There was a palpable air of excitement across the county when Liam Sheedy was appointed for his second stint as manager last October. Behind all the flags, festivities and anticipation, however, supporters across the county are pondering on what will actually happen this Sunday.
Most are confident, but there is an underlying feeling of suspicion - the type Brian Cody tends to generate. What kind of strategy will the 11-time All-Ireland winning manager employ? - shares this suspicion.
“It’s hard to know what kind of game-plan Cody will bring to the game, he doesn’t really like to play sweepers, but I think he’ll try to crowd out the centre, he’ll bring out the half-forwards and bottle up the play in the middle of the field,” says Jimmy Dunne, from Lorrha, the most northerly parish in the county.
Located just outside Nenagh, the little parish of Portroe seems like the centre of the hurling universe these days. Home to Liam Sheedy, the club has experienced a remarkable evolution over the past decade, rising up the ranks to win a north Tipperary senior title in 2012 - no guessing who the manager was. Labour Party TD Alan Kelly is a native of Portroe, and knows that the entire community is hopping with excitement and pride.

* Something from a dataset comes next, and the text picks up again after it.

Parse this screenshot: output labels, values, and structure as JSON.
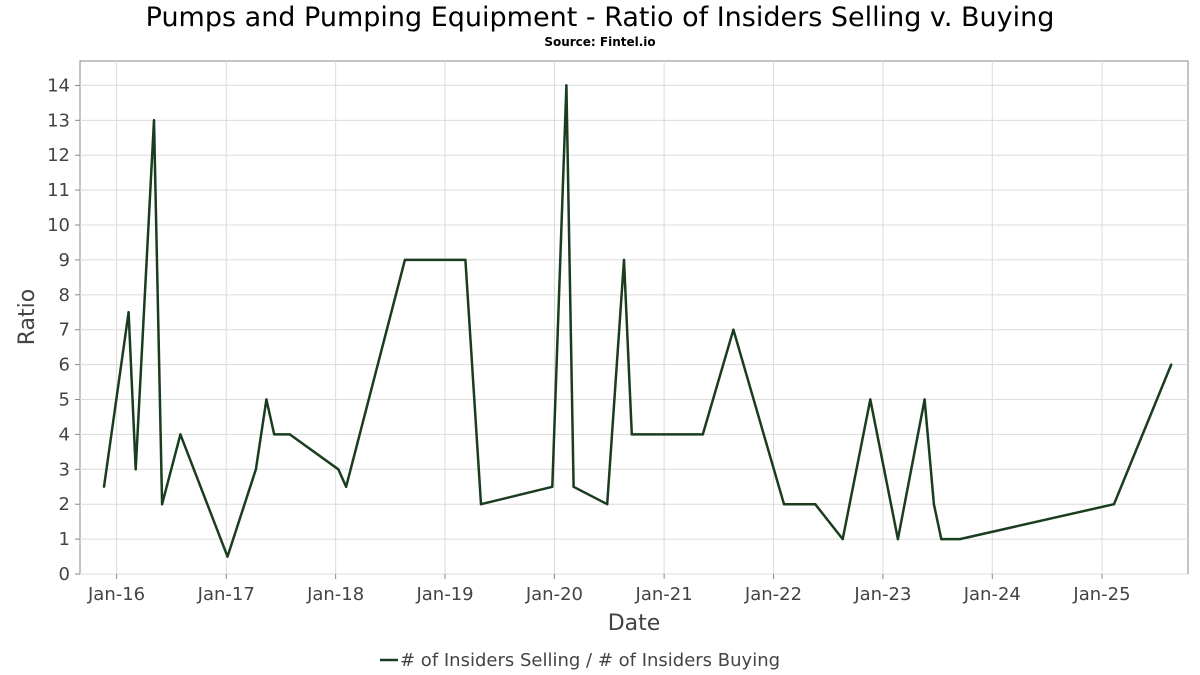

“We’ve had a fantastic week leading up to it. Obviously, there are so many connections to Portroe. We have Liam Sheedy, somebody we’re very proud of in the parish; Robert Byrne, who’s on the panel; and indeed John Sheedy (Liam’s brother) who’s in the background in the Tipp set-up; and even Darren Gleeson who’s also the goalkeeping coach. I’d say Portroe will be depopulated on Sunday, and if we do win it, we’ll have a great day in Portroe next Wednesday, and hopefully we’ll see the biggest crowd that ever walked up the hill of Port all walking up together.”